What is the matter with the World Happiness Report?

The goal of the study was “to help countries gauge how ready they are ready to pursuing the UN’s Sustainable Development Goals, which include ending poverty and hunger, increasing healthcare and the quality of education, reaching gender equality,” like humanitarian goals that would improve living condition in the world. There was a lot of year-to-year consistency in the way people rate their lives in different countries. The top 10 countries in 2016 were the same countries that had been top-ranked in the report 2015. The scholars of the study suggested that people be happier when inequalities were attenuated. Besides, there were many interesting findings in the World Happiness Report. Yet, I was interested in methodology taken upon this research.

Now, Some of Questions I have are:

According to the team, 2000 to 3000 people were participated per country, and they said “the sample size of 2000 to 3000 is large enough to give a good estimate at the national level.” How did they select people in a nation? Did all the 156 countries provide the same amount of data? Another questions I had was, as an expat who lives for a long time in Canada, I was curious to know how they chose participants in heterogeneous countries like Canada and America, etc. How well represented the struggles such as minorities and immigrant populations. Moreover, I am still skeptical as to how much economics does drive happiness. You may have heard famous adage, “we have become substantially richer but not happier.” The World Happiness Report relied heavily on tangible measures. Could this skew results and findings? You may have read this somewhere that Bhutan, ranked at top in 2010, has pursued the goal of “gross national happiness” since 1972. The Bhutan government tracked cultural diversity, cultural resilience, quality of governance and community vitality.
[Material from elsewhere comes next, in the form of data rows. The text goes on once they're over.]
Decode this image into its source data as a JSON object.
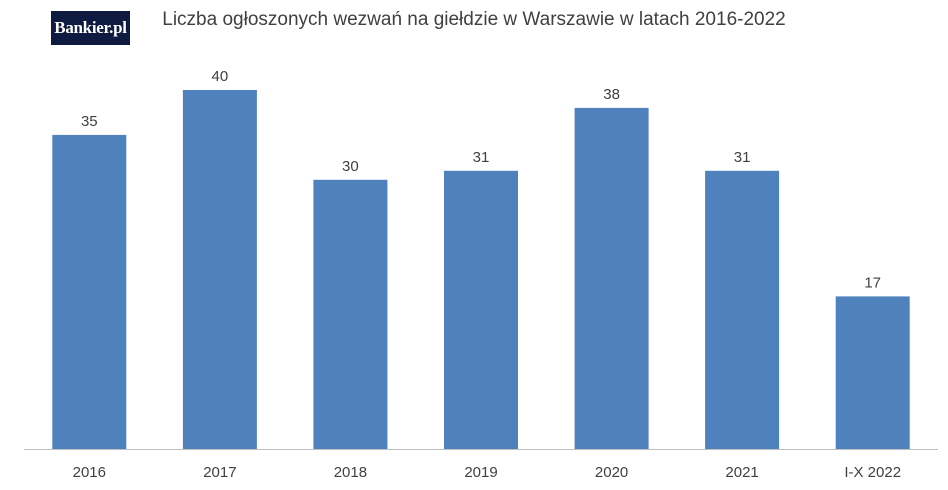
{
  "logo": {
    "text": "Bankier.pl"
  },
  "chart_data": {
    "type": "bar",
    "title": "Liczba ogłoszonych wezwań na giełdzie w Warszawie w latach 2016-2022",
    "categories": [
      "2016",
      "2017",
      "2018",
      "2019",
      "2020",
      "2021",
      "I-X 2022"
    ],
    "values": [
      35,
      40,
      30,
      31,
      38,
      31,
      17
    ],
    "data_labels": [
      "35",
      "40",
      "30",
      "31",
      "38",
      "31",
      "17"
    ],
    "xlabel": "",
    "ylabel": "",
    "ylim": [
      0,
      40
    ],
    "grid": false,
    "colors": {
      "bar": "#4f81bd",
      "axis": "#bfbfbf",
      "text": "#404040"
    }
  }
}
However, according to the report, the nation ranked 83 in global individual evaluation scores with top ranking in equitable socioeconomic development. No wonder they are happier. I was a bit startled to find the ranks of Bhutan and America. We keep hearing that American’s anger, tiredness and disappointment about politicians, and inequality regarding social infra structure, yet they ranked 13. Prosperity is a necessary condition for happiness, but not equal.

Smiling School children in Bhutan. Picture: Ryanne Lai

At the end of the day,

measuring happiness is an inherently difficult problem though possible. Psychologists and others has tackled this problem of measuring happiness in many ways and there has been progress in measuring happiness. By doing so, scholars reveal many things about happiness. Perhaps, happiness does not exist if people suffer with poverty, unemployment, psychological suppression. What does World Happiness Report show? It provides a meaningful indicator for economic well-being and underpinned the public policy of one country, but not account for every aspect of happiness. What makes you happy?